Susan Fromke and Matthew Heineman’s documentary stresses that ours is not a health-care system but a “disease-management system” that doesn’t want you to die, but doesn’t necessarily want you to get well, either—that would be bad for business. Aside from drug-company profits, doctors are paid according to how many patients they see, forcing most of them to truncate their time with each patient, which keeps them tossing scripts their way instead of educating the sick about healthier living habits and how they might be able to turn their diseases around. (And research shows that illnesses such as heart disease can be turned around.) Specialists earn twice as much as primary care doctors, resulting in a dearth of those first-stop, whole-health physicians.

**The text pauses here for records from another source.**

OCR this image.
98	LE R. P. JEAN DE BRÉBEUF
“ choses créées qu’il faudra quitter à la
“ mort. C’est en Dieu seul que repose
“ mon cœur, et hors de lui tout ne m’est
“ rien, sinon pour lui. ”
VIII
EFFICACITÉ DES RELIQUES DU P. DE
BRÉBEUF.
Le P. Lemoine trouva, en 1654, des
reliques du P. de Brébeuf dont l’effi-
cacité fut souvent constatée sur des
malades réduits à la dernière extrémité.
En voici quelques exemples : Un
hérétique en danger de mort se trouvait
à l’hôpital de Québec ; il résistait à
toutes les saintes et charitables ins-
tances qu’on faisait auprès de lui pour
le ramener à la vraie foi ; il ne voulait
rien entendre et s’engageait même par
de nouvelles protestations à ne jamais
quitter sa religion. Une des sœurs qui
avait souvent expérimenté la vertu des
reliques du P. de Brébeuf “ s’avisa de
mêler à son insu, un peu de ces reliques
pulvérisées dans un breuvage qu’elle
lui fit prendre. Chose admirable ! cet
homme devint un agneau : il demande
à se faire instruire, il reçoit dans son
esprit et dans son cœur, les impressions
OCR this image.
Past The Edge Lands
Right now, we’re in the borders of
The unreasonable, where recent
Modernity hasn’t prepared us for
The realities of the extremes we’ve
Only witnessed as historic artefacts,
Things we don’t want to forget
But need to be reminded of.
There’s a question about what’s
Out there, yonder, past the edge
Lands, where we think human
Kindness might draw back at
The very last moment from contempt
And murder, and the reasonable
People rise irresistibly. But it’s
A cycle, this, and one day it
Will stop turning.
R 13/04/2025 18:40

And if prices for things like groceries grew at the same rate as insurance premiums, a gallon of milk today would cost $48.
Escape Fire (the title comes from a forest-fire survival tactic of igniting flames around you to stop the rush of a larger fire) is full of such sobering statistics, and while it gets a little repetitive, the doc is enlightening if not entirely surprising. Been in an ER lately? When’s the last time a doctor spent more than 10 minutes with you, and didn’t leave you with a handful of prescriptions and a fat bill even after insurance kicks in? The film’s commentators describe a better way to handle health care: prevention. Alternative medical practices are explored, most surprisingly by the military, with one mentally and physically disabled soldier opting to ditch the Target bag full of meds he’s on and try acupuncture, yoga, and meditation. (Spoiler alert: They help.)
And since most Americans seem to be driven not so much by the idea of a healthier lifestyle but by a financial bottom line, the doc gives high praise to Safeway, which found ways to commodify its health-care program and give employees discounts if they’re under a certain BMI, don’t smoke, lose weight, etc. It’s clever, and it works. But even though Escape Fire ends on this hopeful note, it sure makes it sound next to impossible to truly change the way the U.S. handles health care. It’s enough to raise one’s blood pressure, if it weren’t elevated already.